You have REDUCED Park. You have taken something
away, by drawing attention to an issue that is a non-issue; you have made it
less-than in your attempt to make yourself feel like you're making a
difference, or fighting an injustice. Despite the MULTITUDE of injustices out there you have focused on
the ONE thing that ISN'T an issue, and have done a disservice to everyone.
Worst of all I believe you’re attempting to make an enemy of a friend.
Park is a teenager in the 80's. As a teenager in an interracial household were you aware of the history of both of your cultures, or was one more dominant? If you weren't did you know the entire ins-and-outs of your own culture's history as a teenager? White people did you know all about white privilege and fight against it at 15? (If so - did you have any friends?)
Park's father was a dominant (and positive) force in his life. His father is white. If Park "Isn't Korean enough" or if his mother "wasn't Korean enough" isn't that like real life? Doesn't one culture take a backseat to the other in a relationship? How you spend holidays, and who with, and what you eat for dinner. If there's not a committee involved it usually ends up with one person deferring or pleasing the other.
Does casual racism not abound? Is it not a real thing? or did Rainbow Rowell include it because she's secretly a casual racist?
An author builds a world, builds characters, and contemporary authors are masters of building characters that are true to life. Artistic Integrity, if you will.
I could sum it all up by that all the things that a few people are outraged at are simply things that lend the book gravity, and reality.

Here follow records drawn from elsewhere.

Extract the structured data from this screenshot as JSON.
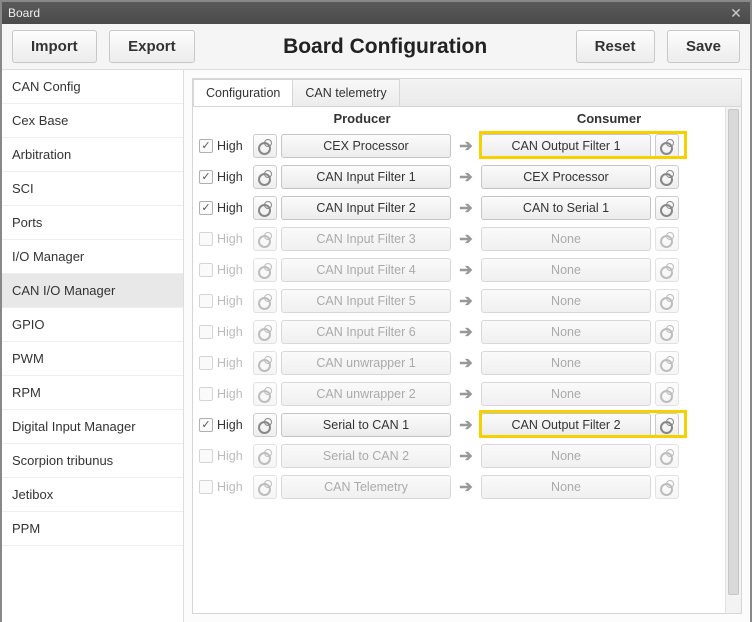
{
  "window": {
    "title": "Board"
  },
  "toolbar": {
    "import": "Import",
    "export": "Export",
    "title": "Board Configuration",
    "reset": "Reset",
    "save": "Save"
  },
  "sidebar": {
    "items": [
      {
        "label": "CAN Config",
        "selected": false
      },
      {
        "label": "Cex Base",
        "selected": false
      },
      {
        "label": "Arbitration",
        "selected": false
      },
      {
        "label": "SCI",
        "selected": false
      },
      {
        "label": "Ports",
        "selected": false
      },
      {
        "label": "I/O Manager",
        "selected": false
      },
      {
        "label": "CAN I/O Manager",
        "selected": true
      },
      {
        "label": "GPIO",
        "selected": false
      },
      {
        "label": "PWM",
        "selected": false
      },
      {
        "label": "RPM",
        "selected": false
      },
      {
        "label": "Digital Input Manager",
        "selected": false
      },
      {
        "label": "Scorpion tribunus",
        "selected": false
      },
      {
        "label": "Jetibox",
        "selected": false
      },
      {
        "label": "PPM",
        "selected": false
      }
    ]
  },
  "tabs": {
    "items": [
      {
        "label": "Configuration",
        "active": true
      },
      {
        "label": "CAN telemetry",
        "active": false
      }
    ]
  },
  "columns": {
    "producer": "Producer",
    "consumer": "Consumer"
  },
  "priority_label": "High",
  "rows": [
    {
      "checked": true,
      "enabled": true,
      "producer": "CEX Processor",
      "consumer": "CAN Output Filter 1",
      "highlight": "consumer"
    },
    {
      "checked": true,
      "enabled": true,
      "producer": "CAN Input Filter 1",
      "consumer": "CEX Processor"
    },
    {
      "checked": true,
      "enabled": true,
      "producer": "CAN Input Filter 2",
      "consumer": "CAN to Serial 1"
    },
    {
      "checked": false,
      "enabled": false,
      "producer": "CAN Input Filter 3",
      "consumer": "None"
    },
    {
      "checked": false,
      "enabled": false,
      "producer": "CAN Input Filter 4",
      "consumer": "None"
    },
    {
      "checked": false,
      "enabled": false,
      "producer": "CAN Input Filter 5",
      "consumer": "None"
    },
    {
      "checked": false,
      "enabled": false,
      "producer": "CAN Input Filter 6",
      "consumer": "None"
    },
    {
      "checked": false,
      "enabled": false,
      "producer": "CAN unwrapper 1",
      "consumer": "None"
    },
    {
      "checked": false,
      "enabled": false,
      "producer": "CAN unwrapper 2",
      "consumer": "None"
    },
    {
      "checked": true,
      "enabled": true,
      "producer": "Serial to CAN 1",
      "consumer": "CAN Output Filter 2",
      "highlight": "consumer"
    },
    {
      "checked": false,
      "enabled": false,
      "producer": "Serial to CAN 2",
      "consumer": "None"
    },
    {
      "checked": false,
      "enabled": false,
      "producer": "CAN Telemetry",
      "consumer": "None"
    }
  ]
}
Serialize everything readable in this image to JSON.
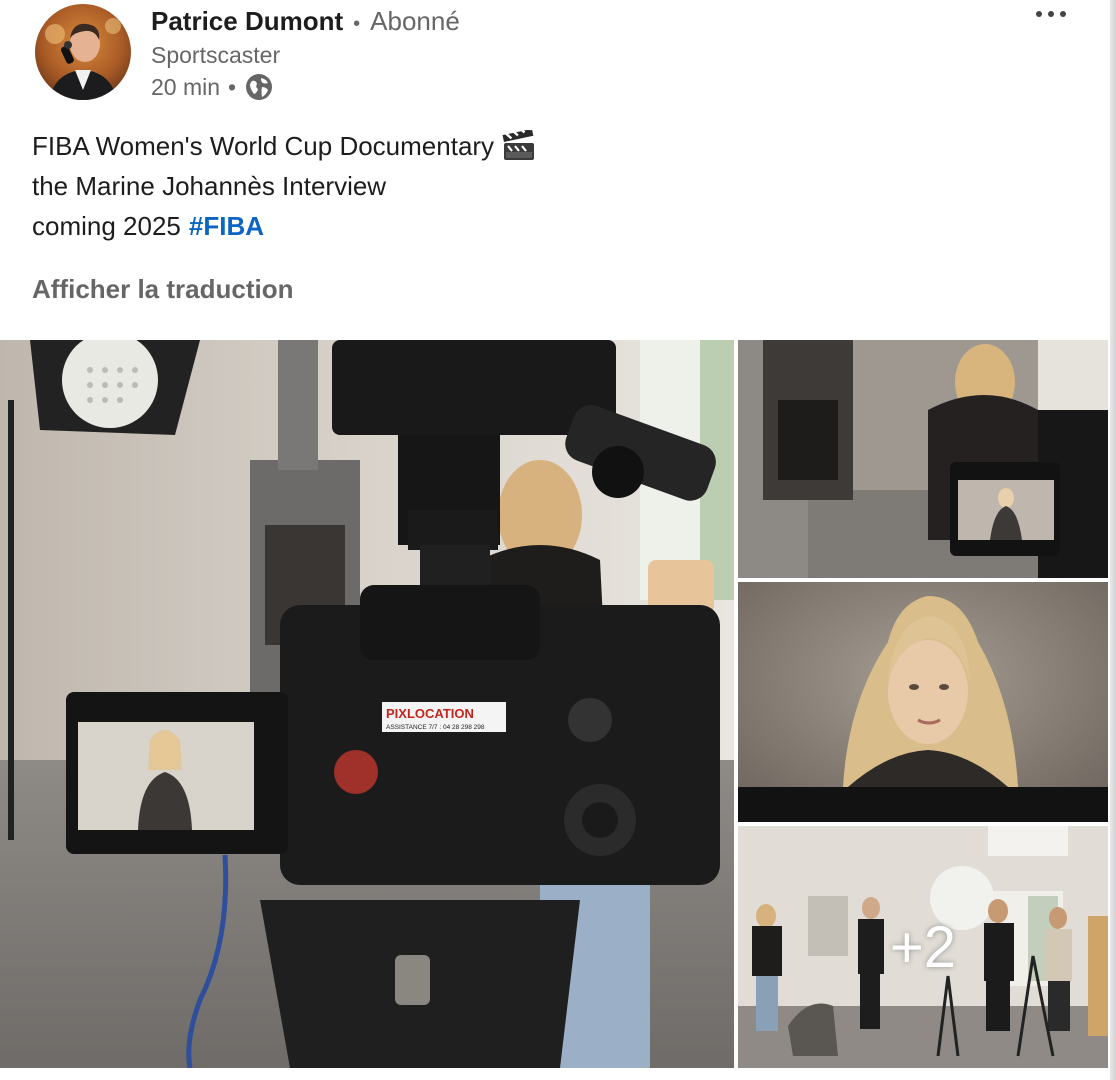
{
  "author": {
    "name": "Patrice Dumont",
    "relation": "Abonné",
    "title": "Sportscaster",
    "time": "20 min",
    "separator": "•",
    "visibility_icon": "globe-icon"
  },
  "post": {
    "line1": "FIBA Women's World Cup Documentary",
    "line1_emoji": "clapper-board-icon",
    "line2": "the Marine Johannès Interview",
    "line3_text": "coming 2025",
    "hashtag": "#FIBA",
    "translate_label": "Afficher la traduction"
  },
  "images": {
    "main_camera_label": "PIXLOCATION",
    "main_camera_phone": "ASSISTANCE 7/7 : 04 28 298 298",
    "extra_count": "+2"
  },
  "colors": {
    "hashtag": "#0a66c2",
    "muted": "#666666"
  }
}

And you've maligned the artist.
Shame on you.
I have a character. Her name is Eden. She's like
me, half-black and half-white, her culture, her beliefs, her (former) home-life
somewhat reflect that of my own. I may be called to the carpet because some may
say she is "too white", and to that I'll say:
"Everything she does is black because she is
black. Everything she does is white because she is white. She is all of these
things, but most importantly she's broken - that's where the story begins, you
see..."
Or maybe I'll be cheekier:
"Well it is a YA Fantasy. In my world
people's personalities aren't defined by what color their skin is."
I hate even talking about race.
I feel like I'll be maligned or swept to the side
because of my "People are People" views.
I hate talking about race because the instant a
person of color talks about race that's all they become - they become a color.
Which defeats the entire purpose doesn't it?
I am more than a color.
My characters are more than colors.
All characters are more than colors.
We are all more than color.
That is why I'm not black...I won't admit it
until you truly understand that I am more than that.